Nvidia has launched Nemotron 3 Super, an open AI model with 120 billion parameters and a context window of one million tokens.
With Nemotron 3 Super, Nvidia aims to meet the growing demand for powerful AI models that can be deployed for advanced agentic systems. The model focuses on multi-agent applications and is designed for large-scale automation, higher efficiency, and accuracy in complex workflows. Thanks to its open nature, organizations can freely deploy, adapt, and optimize the model for their own applications.
Innovations in architecture and performance
Nemotron 3 Super uses a hybrid mixture-of-experts (MoE) architecture where only twelve billion of the 120 billion parameters are active during inference. This achieves up to five times higher throughput and up to twice the accuracy compared to previous models. Mamba layers provide fourfold efficiency in memory and computing power, while transformer layers enable advanced reasoning.
Additionally, Nvidia introduces the Latent MoE technique, which activates four experts simultaneously at no extra cost. Thanks to multi-token prediction, the model can predict multiple words at once, resulting in three times faster inference. On the Blackwell platform, the model runs in NVFP4 precision, which reduces memory consumption and speeds up inference by up to four times compared to FP8, without loss of accuracy.

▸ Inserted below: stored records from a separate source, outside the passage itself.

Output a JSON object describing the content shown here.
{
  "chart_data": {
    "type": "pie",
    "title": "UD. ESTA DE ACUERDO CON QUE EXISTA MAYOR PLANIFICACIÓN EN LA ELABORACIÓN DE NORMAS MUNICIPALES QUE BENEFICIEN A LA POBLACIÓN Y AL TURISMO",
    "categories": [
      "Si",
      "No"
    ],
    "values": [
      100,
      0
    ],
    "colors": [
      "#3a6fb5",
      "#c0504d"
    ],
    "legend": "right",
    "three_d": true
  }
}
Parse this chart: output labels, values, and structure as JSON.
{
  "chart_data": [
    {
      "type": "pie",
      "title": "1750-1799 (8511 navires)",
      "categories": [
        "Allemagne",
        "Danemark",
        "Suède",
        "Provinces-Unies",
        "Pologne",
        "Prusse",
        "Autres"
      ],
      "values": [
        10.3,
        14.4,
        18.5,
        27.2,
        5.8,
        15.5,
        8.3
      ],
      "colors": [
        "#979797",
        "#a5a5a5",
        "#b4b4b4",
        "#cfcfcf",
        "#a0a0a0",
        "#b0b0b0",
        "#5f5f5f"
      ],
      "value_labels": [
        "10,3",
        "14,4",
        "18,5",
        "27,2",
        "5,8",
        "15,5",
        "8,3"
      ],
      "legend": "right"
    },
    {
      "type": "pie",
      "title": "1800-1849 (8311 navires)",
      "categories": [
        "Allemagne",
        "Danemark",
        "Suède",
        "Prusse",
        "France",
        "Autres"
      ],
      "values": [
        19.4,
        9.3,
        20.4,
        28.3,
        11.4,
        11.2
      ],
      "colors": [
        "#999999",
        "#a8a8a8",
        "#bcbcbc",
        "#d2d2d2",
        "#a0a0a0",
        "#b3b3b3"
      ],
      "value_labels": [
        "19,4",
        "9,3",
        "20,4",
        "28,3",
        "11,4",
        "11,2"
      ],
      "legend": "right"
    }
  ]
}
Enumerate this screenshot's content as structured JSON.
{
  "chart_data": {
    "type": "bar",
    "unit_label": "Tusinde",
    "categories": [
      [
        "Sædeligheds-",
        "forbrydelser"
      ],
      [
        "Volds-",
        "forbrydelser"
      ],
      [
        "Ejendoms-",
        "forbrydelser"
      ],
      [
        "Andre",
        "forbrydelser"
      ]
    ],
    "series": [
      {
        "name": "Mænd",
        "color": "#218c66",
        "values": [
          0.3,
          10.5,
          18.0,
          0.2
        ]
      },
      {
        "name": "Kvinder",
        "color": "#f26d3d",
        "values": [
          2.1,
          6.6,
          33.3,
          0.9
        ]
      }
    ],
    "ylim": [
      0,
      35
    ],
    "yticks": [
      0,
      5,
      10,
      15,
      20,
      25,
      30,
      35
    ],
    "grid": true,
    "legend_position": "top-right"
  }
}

Applications and availability
Companies like Perplexity, CodeRabbit, and Greptile are integrating Nemotron 3 Super into their AI agents for tasks such as search, software development, and scientific analysis. Industrial players like Palantir and Siemens are applying the model for automation in sectors such as telecom, cybersecurity, and chip design.
The model is immediately available to companies and developers via various cloud platforms such as Nvidia’s own platform, Perplexity, OpenRouter, and Hugging Face. Partners like Dell and HPE also offer it. Cloud providers such as Google Cloud, Oracle Cloud, and soon Amazon Web Services and Microsoft Azure also support the model.